According to reports, integrin receptor αVβ3 is highly expressed in ocular neovascular tissues of AMD patients. In addition, the vascular tissues of patients with diabetic retinopathy also highly express αVβ3 and αVβ5. Therefore, integrin receptor ligands can be used as targets of drug delivery and achieve targeted delivery. Peptides containing the RGD sequence (Arg-gly-Asp) can bind specifically to integrin receptors. Studies have shown that RGD peptide binds to αVβ3 receptor specifically, so it is commonly used to purify integrin receptors [123]. Singh et al. developed intravenously injected gene delivery nanoparticles targeting the retina to treat CNV and designed PLGA nanoparticles with double modification of transferrin and RGD peptide to deliver anti-VEGF intracellular plasmid to the lesions of CNV. Compared with unmodified nanoparticles, nanoparticles functionalized with transferrin and linear RGD peptides can better deliver drugs to the retinal region, thereby increasing the intracellular gene expression of RPE, retinal vascular endothelial cells, and the outer segments of photoreceptors. In addition, the smaller CNV region in the rat model can inhibit the laser-induced CNV progress in the rodent model [124].

6.3. Hyaluronic Acid

The outer membrane (ELM) and the inner limiting membrane (ILM) are the physical barriers of the retina with a multilayered structure. The ELM has a pore size of 3–3.6 nm due to the presence of banded attachments, and the ILM is composed of a three-dimensional network structure with a pore size of 10–25 nm. As the main glial activating cells, Muller cells play an important role in both physiological and pathological processes of the retina. Research has indicated that hyaluronic acid (HA) and albumin surface nanocarriers could penetrate the entire retinal layer and enter the submembrane space. Muller cell studies have demonstrated that both hyaluronic acid (HA) and albumin surface nanocarriers can penetrate the retinal structure into the subretinal space.

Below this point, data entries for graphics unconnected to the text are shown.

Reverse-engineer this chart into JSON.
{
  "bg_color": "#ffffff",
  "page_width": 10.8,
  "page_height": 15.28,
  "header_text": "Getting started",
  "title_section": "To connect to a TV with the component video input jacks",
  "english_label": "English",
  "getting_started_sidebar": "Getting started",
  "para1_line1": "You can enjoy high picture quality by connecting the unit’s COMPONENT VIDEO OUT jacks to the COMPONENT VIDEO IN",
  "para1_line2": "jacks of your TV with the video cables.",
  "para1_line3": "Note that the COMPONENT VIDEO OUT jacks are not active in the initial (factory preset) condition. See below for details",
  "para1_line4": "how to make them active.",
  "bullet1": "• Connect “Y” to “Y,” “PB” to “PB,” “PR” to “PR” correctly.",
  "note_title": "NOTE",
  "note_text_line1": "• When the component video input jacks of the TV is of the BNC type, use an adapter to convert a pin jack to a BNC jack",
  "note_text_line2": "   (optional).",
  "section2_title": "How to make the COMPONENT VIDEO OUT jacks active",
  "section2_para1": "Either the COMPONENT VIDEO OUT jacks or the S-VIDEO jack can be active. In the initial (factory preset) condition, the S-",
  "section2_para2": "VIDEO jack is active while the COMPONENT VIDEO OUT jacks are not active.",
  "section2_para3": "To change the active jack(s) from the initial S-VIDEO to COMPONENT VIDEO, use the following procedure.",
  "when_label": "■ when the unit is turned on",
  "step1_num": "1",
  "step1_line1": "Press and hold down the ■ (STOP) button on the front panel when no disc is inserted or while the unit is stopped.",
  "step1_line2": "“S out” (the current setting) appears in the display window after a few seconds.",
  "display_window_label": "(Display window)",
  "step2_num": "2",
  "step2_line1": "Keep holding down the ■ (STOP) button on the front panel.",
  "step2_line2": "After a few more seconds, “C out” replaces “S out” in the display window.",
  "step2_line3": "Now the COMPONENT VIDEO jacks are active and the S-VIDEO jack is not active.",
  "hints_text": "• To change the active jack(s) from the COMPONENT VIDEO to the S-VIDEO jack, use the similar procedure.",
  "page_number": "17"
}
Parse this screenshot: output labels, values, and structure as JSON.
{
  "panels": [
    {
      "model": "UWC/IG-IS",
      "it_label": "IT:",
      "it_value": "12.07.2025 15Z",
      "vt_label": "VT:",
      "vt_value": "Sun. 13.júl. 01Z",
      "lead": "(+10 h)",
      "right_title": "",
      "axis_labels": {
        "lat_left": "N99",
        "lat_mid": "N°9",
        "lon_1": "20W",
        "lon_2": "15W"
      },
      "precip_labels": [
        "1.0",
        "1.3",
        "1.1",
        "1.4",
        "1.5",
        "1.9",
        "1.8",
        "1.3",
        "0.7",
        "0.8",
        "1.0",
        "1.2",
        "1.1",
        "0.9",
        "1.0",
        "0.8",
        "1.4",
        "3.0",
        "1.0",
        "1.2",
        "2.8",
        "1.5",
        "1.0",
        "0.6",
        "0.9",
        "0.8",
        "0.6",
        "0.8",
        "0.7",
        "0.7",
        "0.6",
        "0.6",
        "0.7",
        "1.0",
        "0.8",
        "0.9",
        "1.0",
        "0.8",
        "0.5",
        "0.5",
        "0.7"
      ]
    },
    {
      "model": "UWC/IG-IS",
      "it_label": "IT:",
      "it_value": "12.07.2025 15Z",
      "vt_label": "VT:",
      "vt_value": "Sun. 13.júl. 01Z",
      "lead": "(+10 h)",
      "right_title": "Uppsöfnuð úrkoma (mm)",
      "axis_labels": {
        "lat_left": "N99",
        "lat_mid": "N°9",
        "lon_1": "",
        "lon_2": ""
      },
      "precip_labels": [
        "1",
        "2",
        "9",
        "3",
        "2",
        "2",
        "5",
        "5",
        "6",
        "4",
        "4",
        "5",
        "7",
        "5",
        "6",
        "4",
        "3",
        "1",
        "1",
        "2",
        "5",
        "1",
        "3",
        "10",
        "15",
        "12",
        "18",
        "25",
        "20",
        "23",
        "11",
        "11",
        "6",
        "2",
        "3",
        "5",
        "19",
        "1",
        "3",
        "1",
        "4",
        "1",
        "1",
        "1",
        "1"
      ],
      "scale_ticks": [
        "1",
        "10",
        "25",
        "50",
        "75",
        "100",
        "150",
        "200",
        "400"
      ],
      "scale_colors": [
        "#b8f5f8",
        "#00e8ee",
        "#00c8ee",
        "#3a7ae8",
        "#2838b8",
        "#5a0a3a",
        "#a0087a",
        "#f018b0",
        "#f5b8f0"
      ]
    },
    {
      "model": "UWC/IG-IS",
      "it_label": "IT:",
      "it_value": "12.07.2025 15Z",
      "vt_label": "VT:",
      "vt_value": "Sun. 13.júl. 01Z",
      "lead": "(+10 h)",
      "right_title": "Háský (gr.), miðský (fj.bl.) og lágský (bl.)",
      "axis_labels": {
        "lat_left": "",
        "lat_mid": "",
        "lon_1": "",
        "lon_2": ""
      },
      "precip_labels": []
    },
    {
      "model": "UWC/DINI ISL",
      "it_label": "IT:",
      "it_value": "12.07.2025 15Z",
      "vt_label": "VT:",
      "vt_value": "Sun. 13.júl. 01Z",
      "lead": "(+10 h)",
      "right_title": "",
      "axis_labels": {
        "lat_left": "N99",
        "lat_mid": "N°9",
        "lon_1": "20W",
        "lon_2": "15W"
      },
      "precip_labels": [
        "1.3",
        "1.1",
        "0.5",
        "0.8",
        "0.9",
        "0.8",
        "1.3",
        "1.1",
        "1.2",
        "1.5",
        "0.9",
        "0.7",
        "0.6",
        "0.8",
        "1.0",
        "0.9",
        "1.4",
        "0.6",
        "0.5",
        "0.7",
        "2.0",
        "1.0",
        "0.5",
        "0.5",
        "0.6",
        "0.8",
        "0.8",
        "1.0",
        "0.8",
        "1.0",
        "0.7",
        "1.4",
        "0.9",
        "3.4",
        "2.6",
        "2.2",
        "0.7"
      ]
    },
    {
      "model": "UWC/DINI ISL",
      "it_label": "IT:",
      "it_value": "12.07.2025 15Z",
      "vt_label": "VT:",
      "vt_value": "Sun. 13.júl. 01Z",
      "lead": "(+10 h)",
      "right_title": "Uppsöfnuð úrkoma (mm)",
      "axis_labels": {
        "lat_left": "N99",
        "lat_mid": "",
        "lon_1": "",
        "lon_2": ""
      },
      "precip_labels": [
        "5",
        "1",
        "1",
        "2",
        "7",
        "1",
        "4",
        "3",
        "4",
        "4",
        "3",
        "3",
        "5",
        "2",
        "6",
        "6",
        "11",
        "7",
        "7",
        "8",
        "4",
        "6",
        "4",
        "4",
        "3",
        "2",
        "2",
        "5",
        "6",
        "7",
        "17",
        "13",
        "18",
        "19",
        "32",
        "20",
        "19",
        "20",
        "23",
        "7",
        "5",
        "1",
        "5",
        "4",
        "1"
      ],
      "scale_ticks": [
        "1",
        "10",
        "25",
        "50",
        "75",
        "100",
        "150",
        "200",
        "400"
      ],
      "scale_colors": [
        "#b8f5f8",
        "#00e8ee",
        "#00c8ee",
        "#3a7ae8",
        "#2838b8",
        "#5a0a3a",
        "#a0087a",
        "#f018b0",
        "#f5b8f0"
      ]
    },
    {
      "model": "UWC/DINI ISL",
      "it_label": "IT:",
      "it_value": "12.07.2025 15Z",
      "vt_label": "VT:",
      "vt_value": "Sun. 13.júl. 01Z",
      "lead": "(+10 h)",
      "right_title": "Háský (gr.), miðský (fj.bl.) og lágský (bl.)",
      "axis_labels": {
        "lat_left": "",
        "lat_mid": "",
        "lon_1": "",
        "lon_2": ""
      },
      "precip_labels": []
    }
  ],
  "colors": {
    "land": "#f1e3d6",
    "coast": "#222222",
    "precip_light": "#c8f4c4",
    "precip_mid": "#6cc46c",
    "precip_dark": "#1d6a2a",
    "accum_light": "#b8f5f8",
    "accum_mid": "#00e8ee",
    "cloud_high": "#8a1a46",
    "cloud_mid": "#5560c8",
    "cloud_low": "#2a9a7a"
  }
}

Sim et al. studied and evaluated a polysiRNA complex containing anti-VEGF and a surface-adsorbed polyethyleneimine (PEI) and HA. Due to the presence of the HA outer layer, the polysiRNA polymers had a smaller size (260.7 ± 43.27 nm) and electric charge (–4.98 ± 0.47 mV). Because HA can interact with the CD44 receptor of the Muller cells to penetrate the retinal barrier and enter RPE cells. Human retinal pigment epithelial cells (ARPE-19) can easily absorb the polysiRNA complex nanoparticles in vitro, which can directly inhibit the translation of VEGF mRNA. Therefore, intravitreal injection of polysiRNA composite nanoparticles effectively overcame the barrier of the vitreous body and retina to deliver the model drugs to the subretinal space [125].

7. Conclusions

In this review, we summarized the latest delivery methods for age-related macular degeneration drugs. Several DDS systems currently studied for drug delivery in the posterior segment of the eye, such as liposomes, dendrimers, and cyclodextrins, have good bioavailability and stability. At the same time, these delivery systems can also reduce the number of ocular administrations, reduce the frequency of administration, and thereby alleviate the suffering of patients. In addition, this article also described novel AMD gene therapy strategies, such as the CRISPR/Cas9 system, which are highly targeted, effective, non-toxic, well tolerated, and are considered to have good applications as prospective treatment technology. The lack of a safe and effective delivery system for the CRISPR/Cas9 system is a major challenge for clinical applications. Therefore, combining a safe and efficient drug delivery system with CRISPR/Cas9 technology will hopefully serve as a promising therapeutic strategy in the treatment of posterior ocular diseases in the future.